Take a look at the coastlines of British Columbia in Canada, Alaska in the United States or Norway in northern Europe. The coastline in these places curves inward and outward everywhere, extrudes into the ocean, become discontinuous at water inlets, and zigzags continuously. It is dotted with bays, coves, and the little inlets that rivers and streams empty into and islands off the coast? When we measure the coastline, do we also include all of these geographic features as part of it? The coastline of the state of Maine is only about 370 kilometers (230 miles) from one end to another. However, when measured taking into consideration its irregularities such as inlets and offshore islands, its length increases to more than 5,542 kilometers (3,450 miles)! It comes to no surprise then that it is counterintuitively difficult to measure the exact length of a coastline.

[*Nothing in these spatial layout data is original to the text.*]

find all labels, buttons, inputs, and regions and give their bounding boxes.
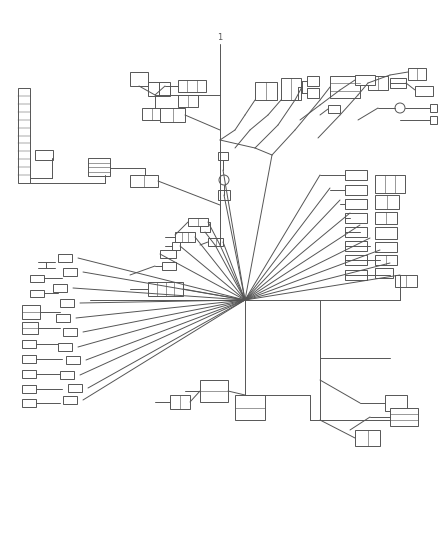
Bar xyxy=(375,195,399,209)
Bar xyxy=(58,254,72,262)
Bar xyxy=(375,255,397,265)
Bar xyxy=(430,116,437,124)
Bar xyxy=(30,275,44,282)
Bar xyxy=(170,395,190,409)
Bar xyxy=(368,76,388,90)
Text: 1: 1 xyxy=(217,34,223,43)
Bar xyxy=(188,218,208,226)
Bar xyxy=(160,108,185,122)
Bar xyxy=(345,227,367,237)
Bar xyxy=(88,158,110,176)
Bar xyxy=(175,232,195,242)
Bar xyxy=(200,380,228,402)
Bar xyxy=(22,322,38,334)
Bar xyxy=(22,370,36,378)
Bar xyxy=(345,241,367,251)
Bar xyxy=(208,238,223,246)
Bar xyxy=(345,170,367,180)
Bar xyxy=(328,105,340,113)
Bar xyxy=(345,199,367,209)
Bar xyxy=(390,78,406,88)
Bar xyxy=(345,185,367,195)
Bar xyxy=(60,299,74,307)
Bar xyxy=(390,408,418,426)
Bar xyxy=(330,76,360,98)
Bar xyxy=(130,175,158,187)
Bar xyxy=(60,371,74,379)
Bar xyxy=(345,255,367,265)
Bar xyxy=(68,384,82,392)
Bar xyxy=(218,152,228,160)
Bar xyxy=(385,395,407,411)
Bar xyxy=(160,250,176,258)
Bar xyxy=(58,343,72,351)
Bar xyxy=(307,88,319,98)
Bar xyxy=(162,262,176,270)
Bar xyxy=(415,86,433,96)
Bar xyxy=(178,80,206,92)
Bar xyxy=(307,76,319,86)
Bar xyxy=(218,190,230,200)
Bar xyxy=(178,95,198,107)
Bar xyxy=(63,328,77,336)
Bar xyxy=(355,430,380,446)
Bar xyxy=(22,355,36,363)
Bar xyxy=(375,242,397,252)
Bar xyxy=(281,78,301,100)
Bar xyxy=(148,82,170,96)
Bar xyxy=(66,356,80,364)
Bar xyxy=(56,314,70,322)
Bar xyxy=(375,227,397,239)
Bar xyxy=(375,212,397,224)
Bar xyxy=(345,270,367,280)
Bar xyxy=(200,222,210,232)
Bar xyxy=(355,75,375,85)
Bar xyxy=(148,282,183,296)
Bar xyxy=(345,213,367,223)
Bar xyxy=(142,108,162,120)
Bar xyxy=(395,275,417,287)
Bar xyxy=(22,305,40,319)
Bar xyxy=(22,340,36,348)
Bar xyxy=(172,242,180,250)
Bar xyxy=(130,72,148,86)
Bar xyxy=(375,268,393,278)
Bar xyxy=(235,395,265,420)
Bar xyxy=(63,268,77,276)
Bar xyxy=(30,290,44,297)
Bar xyxy=(255,82,277,100)
Bar xyxy=(35,150,53,160)
Bar xyxy=(22,399,36,407)
Bar xyxy=(375,175,405,193)
Bar xyxy=(408,68,426,80)
Bar xyxy=(18,88,30,183)
Bar xyxy=(63,396,77,404)
Bar xyxy=(53,284,67,292)
Bar xyxy=(430,104,437,112)
Bar xyxy=(22,385,36,393)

Even though intuition will tell you that any coastline has a finite length, the length of a coastline depends on the method used to measure it and different methods will give differing answers. For example, the scale of a map will affect the result because at a smaller scale (one that covers a bigger part of the world, like a continent) a coastline will appear to have smaller length than if it has been mapped at a larger scale (covering a smaller part of the world, like a state or province). This is because as we zoom into a region in a map, finer detail emerges and coastlines get increasingly bigger and complex. This apparently counterintuitive observation is fittingly known as the coastline paradox.
There are different ways of representing the curved surface of the Earth on a flat, two-dimensional map. These are mathematical formulae known simply as map projections. The length of a coastline will also vary depending on the type of map projection used, as some projections preserve actual distances while others don’t. For example, the sinusoidal projection preserves distances on lines of latitude, whereas the Mercator projection heavily distorts shapes and distances, especially towards the poles.
The problem of mapping and measuring coastlines is further compounded by the fact that the Earth is a dynamic planet and is changing constantly. An earthquake or meteor collision can trigger a sudden change in the lay of the land that can affect the coastline. Tides–the periodic rise and fall of the sea level that occurs daily due to the gravitational pull of the sun and the moon–can further exacerbate the problem as one coastline can be measured at high tide (when the water extends further into the land surface) while another can be measured at low tide and the results become increasingly convoluted. The tidal range–the vertical difference between high and low tide–can be so great that entire coasts are inundated with water during high tide while the same coasts can become practically dry during low tide (for example, in the Bay of Fundy in Canada). It is virtually impossible to measure a long coastline with exactly the same climatic and geological conditions at every single point.
In recent years emerging geotechnologies like geographic information systems (GIS), which uses software to visualize and manage geographically referenced information including data from global positioning systems (GPS) and remotely sensed imagery, have greatly enhanced our ability to map the coastlines of the world more precisely. However, the coastline paradox will continue to bewilder us all on our quest to become a more geographically literate society.